I am currently developing Star Trails, a music visualization that takes inspiration from long exposure night time photography of stars, whose light trails record the rotation of the earth. Star Trail’s animated nighttime landscape is an abstract representation of music and a celebration of pattern and repetition.
An example of star trail photography
I started this project over the summer, and tapped fellow ITP-er Jason Sigal to help as my understanding of music and sound is limited. The project is a collaborative one with both of us contributing with the coding while I am taking the lead on visuals and concept.
There have been many challenges with this project, challenges perhaps universal to music visualizing in general:
- Difficulties in choosing a song to visualize as it must be something that changes dramatically enough for visual mapping to register. Most pop songs don’t have significant changes in volume and beat but repeat constantly.
- Visualizing a song available in public domain means using a song that is not personally connected to the project and concept besides having been randomly found on the internet
- Having one scene that changes with music (in essence, constant visuals) means quick boredom with the visualization. How much must a music visualization change over time to remain interesting?
Now back at ITP, I have been continuing work on the project, but finally came to the conclusion that the only way to make the visualization dynamic will be to make it interactive. This means moving away from the initial concept of a static music visualization passively watched and instead, use the Tone.js library to create a generative soundscape. The animation will no longer be drawn over the course of the song, but rather be an animated night-time scene waiting for a user to arrive and “play the universe.”
All of the star trail arcs will have mouse interaction applied so that when a user drags the mouse over a star trail, the star trail line will be taut like a guitar string and when let go, will oscillate and generate a tone. I am thinking of the sky as a musical instrument waiting to be played. Each arc could represent a different note to be played based on an established scale, and when triggered, is added to the melody for the duration the line oscillates.
When the user arrives to Star Trails, only a few tones are being generated by the soundscape. A few star trail arcs will oscillate and a wavy ocean landscape will gently move to changes in tones. As the user moves star trail arcs, they oscillate and their tones are added to the soundscape/melody. The user can remove tones by pressing down once on an oscillating star trail arc. The user would generate the soundscape by turning tones on and off by activating the star trails. This could lead to a totally crazy soundscape if the user turns “on” all the star trail arcs, or something more pleasant if only a few tones are added to the melody. (Drawing inspiration from the user interaction of subway lines in the Sonified Subway Map.)
The length of the star trail arc that is activated would be the length of the note.

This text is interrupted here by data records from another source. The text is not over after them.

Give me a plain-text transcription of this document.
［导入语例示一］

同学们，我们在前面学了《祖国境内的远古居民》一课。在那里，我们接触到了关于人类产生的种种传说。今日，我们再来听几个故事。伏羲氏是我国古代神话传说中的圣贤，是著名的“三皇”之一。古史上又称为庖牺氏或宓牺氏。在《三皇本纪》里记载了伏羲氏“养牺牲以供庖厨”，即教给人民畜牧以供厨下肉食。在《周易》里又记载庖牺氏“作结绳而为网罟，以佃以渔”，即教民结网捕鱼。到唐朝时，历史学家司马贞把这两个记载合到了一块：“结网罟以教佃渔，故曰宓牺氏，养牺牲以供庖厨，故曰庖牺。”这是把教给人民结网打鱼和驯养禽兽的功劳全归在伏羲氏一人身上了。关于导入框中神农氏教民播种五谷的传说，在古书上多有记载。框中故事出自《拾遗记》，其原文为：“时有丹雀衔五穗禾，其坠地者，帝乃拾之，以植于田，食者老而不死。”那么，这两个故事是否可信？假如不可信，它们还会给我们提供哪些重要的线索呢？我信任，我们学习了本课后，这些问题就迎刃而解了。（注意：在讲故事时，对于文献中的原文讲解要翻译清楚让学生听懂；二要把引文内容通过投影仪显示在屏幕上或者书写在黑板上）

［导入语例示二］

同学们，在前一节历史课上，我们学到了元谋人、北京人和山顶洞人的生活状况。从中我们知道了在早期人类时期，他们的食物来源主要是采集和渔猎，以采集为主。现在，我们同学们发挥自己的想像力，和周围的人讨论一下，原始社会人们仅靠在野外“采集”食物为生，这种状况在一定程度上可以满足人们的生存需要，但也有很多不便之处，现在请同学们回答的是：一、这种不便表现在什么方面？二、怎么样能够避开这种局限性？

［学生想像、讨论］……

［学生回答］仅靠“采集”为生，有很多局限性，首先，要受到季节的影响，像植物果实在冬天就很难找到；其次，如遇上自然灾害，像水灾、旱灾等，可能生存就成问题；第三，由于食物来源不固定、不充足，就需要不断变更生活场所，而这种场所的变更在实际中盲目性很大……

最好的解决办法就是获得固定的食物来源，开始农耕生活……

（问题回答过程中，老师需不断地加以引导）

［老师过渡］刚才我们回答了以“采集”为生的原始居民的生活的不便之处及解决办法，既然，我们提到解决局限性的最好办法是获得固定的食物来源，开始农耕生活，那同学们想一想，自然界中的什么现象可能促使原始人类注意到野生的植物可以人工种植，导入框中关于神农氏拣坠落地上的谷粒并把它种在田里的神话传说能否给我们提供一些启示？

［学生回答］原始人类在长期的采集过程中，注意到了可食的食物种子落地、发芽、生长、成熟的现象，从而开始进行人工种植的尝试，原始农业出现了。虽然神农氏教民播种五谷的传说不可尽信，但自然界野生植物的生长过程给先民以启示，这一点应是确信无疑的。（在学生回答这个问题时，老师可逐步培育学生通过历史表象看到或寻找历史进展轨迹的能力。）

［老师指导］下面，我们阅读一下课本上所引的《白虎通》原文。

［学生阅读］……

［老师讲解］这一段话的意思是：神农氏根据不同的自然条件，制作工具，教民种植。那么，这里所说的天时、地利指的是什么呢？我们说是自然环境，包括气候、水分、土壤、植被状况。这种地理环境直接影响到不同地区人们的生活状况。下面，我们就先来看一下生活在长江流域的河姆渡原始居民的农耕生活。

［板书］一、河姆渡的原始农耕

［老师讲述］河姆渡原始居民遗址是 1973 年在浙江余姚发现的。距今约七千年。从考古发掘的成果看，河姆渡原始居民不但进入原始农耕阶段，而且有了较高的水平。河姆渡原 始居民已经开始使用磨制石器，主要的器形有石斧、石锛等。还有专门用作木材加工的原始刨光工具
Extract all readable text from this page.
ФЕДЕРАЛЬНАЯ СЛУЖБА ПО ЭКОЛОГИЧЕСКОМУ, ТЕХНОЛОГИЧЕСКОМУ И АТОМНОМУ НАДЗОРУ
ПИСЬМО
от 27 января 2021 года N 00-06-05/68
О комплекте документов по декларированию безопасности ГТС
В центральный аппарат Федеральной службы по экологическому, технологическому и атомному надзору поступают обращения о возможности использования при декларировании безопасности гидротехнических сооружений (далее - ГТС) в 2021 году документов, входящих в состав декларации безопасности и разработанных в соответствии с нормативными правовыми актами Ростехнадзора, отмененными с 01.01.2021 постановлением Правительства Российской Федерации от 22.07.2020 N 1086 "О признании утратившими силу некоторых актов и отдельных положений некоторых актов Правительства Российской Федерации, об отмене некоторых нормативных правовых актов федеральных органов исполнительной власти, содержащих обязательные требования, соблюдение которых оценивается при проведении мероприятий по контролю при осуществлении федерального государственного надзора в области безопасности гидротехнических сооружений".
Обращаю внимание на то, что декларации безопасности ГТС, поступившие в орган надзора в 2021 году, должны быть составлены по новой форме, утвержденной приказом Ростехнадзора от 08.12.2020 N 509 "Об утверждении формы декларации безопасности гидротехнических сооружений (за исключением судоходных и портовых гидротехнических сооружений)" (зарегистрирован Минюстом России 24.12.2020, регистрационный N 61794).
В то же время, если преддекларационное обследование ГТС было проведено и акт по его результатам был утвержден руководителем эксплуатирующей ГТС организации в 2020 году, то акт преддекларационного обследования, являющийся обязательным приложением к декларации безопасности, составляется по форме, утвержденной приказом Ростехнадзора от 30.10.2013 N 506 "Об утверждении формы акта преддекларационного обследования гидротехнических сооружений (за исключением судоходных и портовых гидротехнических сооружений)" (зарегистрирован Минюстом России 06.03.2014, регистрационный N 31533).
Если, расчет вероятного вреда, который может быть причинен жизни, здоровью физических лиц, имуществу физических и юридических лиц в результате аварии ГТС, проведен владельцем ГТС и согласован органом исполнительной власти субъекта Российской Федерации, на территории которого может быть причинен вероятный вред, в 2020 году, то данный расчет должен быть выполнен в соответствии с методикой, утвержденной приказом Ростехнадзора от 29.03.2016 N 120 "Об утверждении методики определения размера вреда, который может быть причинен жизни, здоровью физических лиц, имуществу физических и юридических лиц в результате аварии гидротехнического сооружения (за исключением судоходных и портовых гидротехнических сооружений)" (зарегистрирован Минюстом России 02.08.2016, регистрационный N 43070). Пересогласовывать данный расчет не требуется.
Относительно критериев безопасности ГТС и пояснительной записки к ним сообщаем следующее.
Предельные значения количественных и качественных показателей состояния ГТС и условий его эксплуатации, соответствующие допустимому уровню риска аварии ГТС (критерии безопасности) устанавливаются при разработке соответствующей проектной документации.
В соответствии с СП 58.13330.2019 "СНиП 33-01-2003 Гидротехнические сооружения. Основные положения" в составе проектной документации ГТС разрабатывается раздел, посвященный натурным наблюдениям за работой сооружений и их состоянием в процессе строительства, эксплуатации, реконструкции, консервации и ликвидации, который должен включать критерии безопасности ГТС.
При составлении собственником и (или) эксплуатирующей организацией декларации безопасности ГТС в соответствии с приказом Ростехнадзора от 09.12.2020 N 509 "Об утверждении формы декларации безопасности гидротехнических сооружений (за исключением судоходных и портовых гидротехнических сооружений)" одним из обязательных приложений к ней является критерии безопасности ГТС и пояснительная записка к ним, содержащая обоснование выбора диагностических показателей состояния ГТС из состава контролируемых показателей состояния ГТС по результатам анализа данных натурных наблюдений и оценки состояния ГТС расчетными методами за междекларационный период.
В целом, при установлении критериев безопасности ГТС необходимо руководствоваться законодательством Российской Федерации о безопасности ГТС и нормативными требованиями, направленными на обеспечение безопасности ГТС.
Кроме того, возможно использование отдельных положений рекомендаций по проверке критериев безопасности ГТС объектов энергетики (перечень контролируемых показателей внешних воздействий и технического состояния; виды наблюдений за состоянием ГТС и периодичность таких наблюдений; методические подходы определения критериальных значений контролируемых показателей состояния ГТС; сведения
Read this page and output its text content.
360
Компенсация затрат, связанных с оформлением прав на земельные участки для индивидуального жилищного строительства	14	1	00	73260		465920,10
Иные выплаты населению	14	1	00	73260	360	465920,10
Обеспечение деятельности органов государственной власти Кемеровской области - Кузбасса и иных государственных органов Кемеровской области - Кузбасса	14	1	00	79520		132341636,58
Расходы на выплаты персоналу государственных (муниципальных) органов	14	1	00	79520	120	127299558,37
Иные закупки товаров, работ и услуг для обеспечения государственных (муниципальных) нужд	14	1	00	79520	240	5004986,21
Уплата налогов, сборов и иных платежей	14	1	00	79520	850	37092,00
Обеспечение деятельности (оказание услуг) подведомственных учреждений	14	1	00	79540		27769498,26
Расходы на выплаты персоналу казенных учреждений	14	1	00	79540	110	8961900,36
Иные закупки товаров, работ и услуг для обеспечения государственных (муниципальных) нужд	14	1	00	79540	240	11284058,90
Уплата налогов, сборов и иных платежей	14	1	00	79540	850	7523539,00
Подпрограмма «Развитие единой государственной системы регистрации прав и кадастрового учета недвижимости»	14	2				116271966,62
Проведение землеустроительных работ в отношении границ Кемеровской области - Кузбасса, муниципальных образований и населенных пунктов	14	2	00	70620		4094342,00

If many long star trail arcs are activated, the tempo of the piece is slow. If many short star trail arcs are activated, the tempo speeds up. The colors of the star trail arcs will be gradients of bright, poppy tones that will slightly oscillate and sparkle. It might be fun to include a scattering of “stars” across the sky as well, sparkly circles that could potentially be spun around and moved to generate tones as well.
The landscape will be lines moving in a wave pattern and are another potential user interaction. If the tempo speeds up, the ocean waves become jagged mountainous terrain and the background gradient will flash wildly. Not entirely sure yet otherwise the amount of user interaction with the landscape. Perhaps mouse interaction with the landscape will generate one-off tones but these tones wouldn’t be added to the overall melody/soundscape.
For Code of Music, I will continue to think of ways to apply the concepts learned in class to develop Star Trails into a “play the universe” interaction!